Andrus Kivirähk’s 2007 novel The Man Who Spoke Snakish (Mees, kes teadis ussisõnu) combines a coming-of-age narrative with elements of magical realism and Estonian folklore. The story takes place in a mystical vision of medieval Estonia, and follows the life of a young boy and forest-dweller, Leemet, who becomes the last speaker of Snakish, a once widely spoken language that allows speakers to communicate with and command animals. Through this fantastical tale, in which German-speaking Christians arrive in the Estonian woods and trigger the disappearance of the traditional way of life, Kivirähk raises questions about the nature of and motivations for change. So popular was The Man Who Spoke Snakish in Estonia, that the book has even been turned into a board game.

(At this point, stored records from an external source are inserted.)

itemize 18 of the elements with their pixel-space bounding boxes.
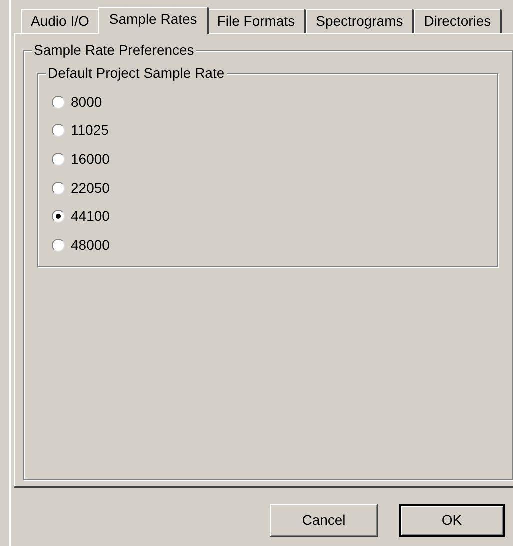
radio-button[interactable] <box>52 124 65 138</box>
radio-label: 8000 <box>71 92 102 112</box>
radio-label: 11025 <box>71 121 109 140</box>
radio-label: 22050 <box>71 178 110 198</box>
radio-button[interactable] <box>52 152 65 166</box>
radio-label: 16000 <box>71 150 110 169</box>
dialog-button[interactable]: Cancel <box>270 504 378 537</box>
radio-button[interactable] <box>52 238 65 252</box>
radio-label: 48000 <box>71 236 110 255</box>
radio-button[interactable] <box>52 182 65 195</box>
tab[interactable]: Sample Rates <box>98 7 210 34</box>
radio-button[interactable] <box>52 210 65 224</box>
dialog-button[interactable]: OK <box>399 504 505 537</box>
tab[interactable]: Spectrograms <box>306 9 414 33</box>
radio-label: 44100 <box>71 207 110 226</box>
tab[interactable]: File Formats <box>207 9 306 33</box>
tab[interactable]: Directories <box>414 9 502 33</box>
radio-button[interactable] <box>52 96 65 109</box>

With its principal site housed in a 14th-century merchant house, Tallinn City Museum offers a comprehensive introduction to the history of the Estonian capital. The museum has worked with Google Arts & Culture to create an online virtual museum, which includes tours of three of the museum’s sites: the main City Museum in the Old Town, Kiek in de Kök (a restored artillery tower), and the former house of Peter the Great. The online exhibits include paintings of Tallinn cityscapes and an extensive archaeological collection, which holds over 27,000 artefacts from the Stone Age to the 20th century.
To experience Estonia’s most picturesque scenery, fly high above the landscape with filmmaker Dmitry Tkachenko in his beautiful drone film Estonia From Above, which takes in the capital, coastline and verdant countryside.